O Futuro é Asiático. Este é o título bem direto de um livro de Parag Khanna, americano de origem indiana. Motivo número 1: “Demograficamente, o futuro já é asiático. Mais de 50% da população mundial vive na Ásia”. Número 2: “De 35% a 40% da economia mundial está na esfera asiática”. Terceiro, não mencionado pelo autor, mas provocante: a China, principal motor e a locomotiva dessas transformações, almeja oferecer aos vizinhos, próximos ou mais distantes, um modelo de desenvolvimento e de sistema político. Uma espécie de “capitalismo controlado pelo partido” em que a estabilidade compensa a ausência de democracia.
Desde que a crise do coronavírus escapou da China e contaminou o planeta, os órgãos de propaganda do regime e seus apaniguados no mundo acadêmico ocidental aceleraram a mensagem. O principal argumento é o que transparece superficialmente no mapa-múndi. De um lado, o país onde tudo começou conseguiu conter a epidemia na faixa dos 4 500 mortos. Os tropeços iniciais foram corrigidos, a economia sofreu sem sair do eixo e o grande líder Xi Jinping comandou a importante vitória estratégica — palavras dele numa reunião de cúpula do Partido Comunista — contra o vírus. Do outro lado, o país cujo modelo político propiciou o florescimento da mais poderosa potência da história parece mal das pernas. A Covid-19 matou mais de 210 000 americanos, Trump conseguiu provocar mais desunião ainda mesmo acometido pela doença viral, o caos social com origem racial proporcionou cenas inacreditáveis e metade do país odeia a outra metade. Acima de tudo, os EUA parecem ter perdido a narrativa que assegurou sua hegemonia econômica, científica, militar e artística, a do país iluminado como um farol no alto de um morro, irradiando um sistema de liberdade e progresso como jamais houvera, ancorado numa Constituição criada por gênios e à prova de idiotas, pacote fechado e bem-sucedido.
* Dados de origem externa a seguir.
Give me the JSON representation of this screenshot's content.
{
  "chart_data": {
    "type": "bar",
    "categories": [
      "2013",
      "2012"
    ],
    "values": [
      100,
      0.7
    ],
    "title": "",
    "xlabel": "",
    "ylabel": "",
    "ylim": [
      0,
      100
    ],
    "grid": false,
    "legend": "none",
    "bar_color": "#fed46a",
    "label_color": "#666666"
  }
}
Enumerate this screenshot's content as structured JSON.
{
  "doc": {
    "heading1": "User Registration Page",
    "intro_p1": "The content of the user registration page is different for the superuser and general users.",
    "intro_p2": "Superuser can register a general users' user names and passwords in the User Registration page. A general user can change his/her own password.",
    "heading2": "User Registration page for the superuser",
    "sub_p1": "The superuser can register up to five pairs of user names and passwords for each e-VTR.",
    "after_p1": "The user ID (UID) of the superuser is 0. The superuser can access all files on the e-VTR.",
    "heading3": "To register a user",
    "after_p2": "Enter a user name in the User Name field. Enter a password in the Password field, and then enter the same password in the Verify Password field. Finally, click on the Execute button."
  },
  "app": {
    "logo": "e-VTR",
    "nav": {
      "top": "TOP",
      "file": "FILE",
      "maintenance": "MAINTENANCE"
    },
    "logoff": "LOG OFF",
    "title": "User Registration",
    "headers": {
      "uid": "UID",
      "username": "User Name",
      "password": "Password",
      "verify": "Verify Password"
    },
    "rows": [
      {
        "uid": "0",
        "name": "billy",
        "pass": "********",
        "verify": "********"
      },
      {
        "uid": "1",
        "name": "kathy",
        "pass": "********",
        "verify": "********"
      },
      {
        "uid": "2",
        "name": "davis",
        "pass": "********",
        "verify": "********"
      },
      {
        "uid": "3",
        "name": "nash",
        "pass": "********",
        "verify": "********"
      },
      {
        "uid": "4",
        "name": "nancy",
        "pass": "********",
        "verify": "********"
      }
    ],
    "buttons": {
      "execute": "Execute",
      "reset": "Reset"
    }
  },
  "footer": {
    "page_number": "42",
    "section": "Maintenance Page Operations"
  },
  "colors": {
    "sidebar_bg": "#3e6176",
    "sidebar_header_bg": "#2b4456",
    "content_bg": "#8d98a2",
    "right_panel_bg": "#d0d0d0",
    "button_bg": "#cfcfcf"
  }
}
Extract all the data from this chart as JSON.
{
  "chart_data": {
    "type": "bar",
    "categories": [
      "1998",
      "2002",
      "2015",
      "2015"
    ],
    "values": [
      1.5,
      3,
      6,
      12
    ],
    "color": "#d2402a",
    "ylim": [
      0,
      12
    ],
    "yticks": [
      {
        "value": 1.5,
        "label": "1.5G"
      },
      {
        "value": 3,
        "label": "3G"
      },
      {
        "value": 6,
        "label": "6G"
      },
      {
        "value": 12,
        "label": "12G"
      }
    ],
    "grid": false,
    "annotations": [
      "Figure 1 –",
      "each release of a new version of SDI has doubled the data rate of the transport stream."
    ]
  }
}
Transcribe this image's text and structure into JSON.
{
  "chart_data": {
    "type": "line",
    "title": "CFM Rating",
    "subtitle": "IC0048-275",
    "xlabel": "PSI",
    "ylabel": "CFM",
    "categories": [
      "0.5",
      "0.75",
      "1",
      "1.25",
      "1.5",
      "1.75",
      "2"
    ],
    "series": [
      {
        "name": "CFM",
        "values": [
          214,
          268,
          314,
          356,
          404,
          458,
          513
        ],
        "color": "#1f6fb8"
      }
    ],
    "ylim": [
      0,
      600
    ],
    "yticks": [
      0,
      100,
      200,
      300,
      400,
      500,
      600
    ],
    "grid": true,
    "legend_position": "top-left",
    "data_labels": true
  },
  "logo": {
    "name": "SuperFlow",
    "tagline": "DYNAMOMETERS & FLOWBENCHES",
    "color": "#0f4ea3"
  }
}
“É melhor fritar hambúrgueres na América do que desfrutar a estabilidade pseudoconfuciana”
É claro que esse quadro foi exagerado, para o bem e para o mal, com fins de salientar a argumentação. E, acima de tudo, é para os EUA que os pobres, oprimidos e também remediados de todo o mundo sonham emigrar, nem que seja clandestinamente. É melhor fritar hambúrgueres na América do que desfrutar a estabilidade pseudoconfuciana promovida pelo partido único. Excetuando-se as elites globais que circulam em todas as esferas e nelas reproduzem seu modo privilegiado de vida, a China no máximo é um destino sonhado pelos norte-coreanos, submetidos a uma versão mais catastrófica e alucinada do que foi o maoismo.
O modelo chinês é impensável nas democracias avançadas. Faz mais sentido em países asiáticos sem currículo democrático ou até na África, onde a China investe pesado e monta uma teia de acordos que reproduzem, à chinesa, os métodos de cooperação — e cooptação — que propiciaram a hegemonia americana. A teia já está sendo tecida também bem no quintal latino-americano dos EUA. “No século XIX, o mundo foi europeizado”, escreve Parag Khanna. “No século XX, foi americanizado. Agora, no século XXI, o mundo está sendo irreversivelmente asiaticanizado.” Vamos chorar de saudade do imperialismo americano?